Hıncal Uluç

Hıncal Uluç

Mail: jdgklgkd@homail.com

Bu nasıl habercilik?..

Psikiyatrın psikolojisi bozuldu!.
Yazar ve psikiyatr Cemal Dindar'ın başı, sevgilisinin eski kocasıyla derde girdi. Dindar, aldığı taciz mesajları nedeniyle psikolojisinin bozulduğunu, uyuyamadığını, hastalarına yardımcı olmakta zorlandığını belirterek savcılığa başvurdu

Korkacağın insan benim
Aybars Ş. ile Ceylan Ş. geçtiğimiz yıllarda boşandı. Hayatında yeni bir sayfa açan Ceylan Ş. ünlü psikiyatr Cemal Dindar ile görüşmeye başladı. Ancak durumu öğrenen kadının eski eşi Aybars Ş., doktorun telefon numarasını öğrenerek onu kendisi ile çocuğu arasına girmekle suçlayıp "Senin korkacağın insan benim.." şeklinde mesaj atmaya başladı.

'Huzurum bozuldu' dedi
Mesajlarına yanıt alamayan eski koca bu kez arayarak rahatsız etmeye başladı. Dindar bu gelişme üzerine İstanbul Cumhuriyet Başsavcılığı'na suç duyurusunda bulundu. Ünlü psikiyatr "Huzurum ve düzenim bozuldu, bu mesajlar yüzünden hastalarıma yardımcı olmakta zorlanıyorum" diyerek eski kocanın cezalandırılmasını talep etti. (2'de)

*

Ünlü psikiyatra eski koca tacizi
Psikiyatr Cemal Dindar, sevgilisinin eski kocası tarafından tehdit edildiği iddiasıyla suç duyurusunda bulundu. Dindar, kız arkadaşı Ceylan Ş.'nin eski eşi Aybars Ş. tarafından kendisine telefon aramaları ve tehdit mesajları geldiğini iddia ederek soluğu savcılıkta aldı.

Telefonla rahatsız etti
İkilinin arasında bir ilişki olduğunu öğrenen eski koca, Dindar'a "Senin korkacağın insan benim, panik yapma" sözleriyle mesajlar göndermeye başladı. Mesajlarında çocuğundan uzaklaştırıldığını da öne süren Aybars Ş., yanıt alamayınca doktoru bu kez arayarak rahatsız etmeye başladı. Bu ısrarlar karşısında çaresiz kalan psikiyatr, "Huzurum ve uyku düzenim bozuldu. Bu davranışları sebebiyle danışmanlarıma yardımcı olmakta zorlanıyorum" diyerek İstanbul Cumhuriyet Başsavcılığı'na suç duyurusunda bulundu.

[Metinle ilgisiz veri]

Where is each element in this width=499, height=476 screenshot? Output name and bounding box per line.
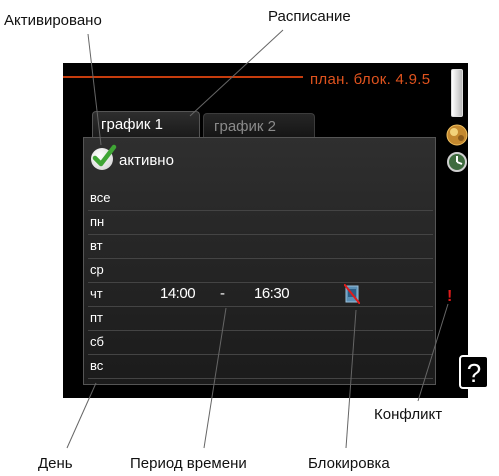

Savcılık ise Aybars Ş. hakkında soruşturma başlattı.

*

Üstte ayni haberin, ayni gazetede, ayni iki ayrı yazılışı var. Birincisi ilk sayfanın ilk yarısının baş haberi. Kocaman başlık, kocaman resim ve kocaman bir resimli imza..
"Deniz Yusufoğlu"
Bu aslında haberin sunumu olmalı. Çünkü sonunda "2'de" yazıyor, "Devamı 2'de" değil. Kapakta bu kadar yer kaplayan ve ayrıntılı sunum ve o koca resimli imzayı görünce, içerde müthiş bir haber hikâyesi okuyacağınızı sanıyorsunuz.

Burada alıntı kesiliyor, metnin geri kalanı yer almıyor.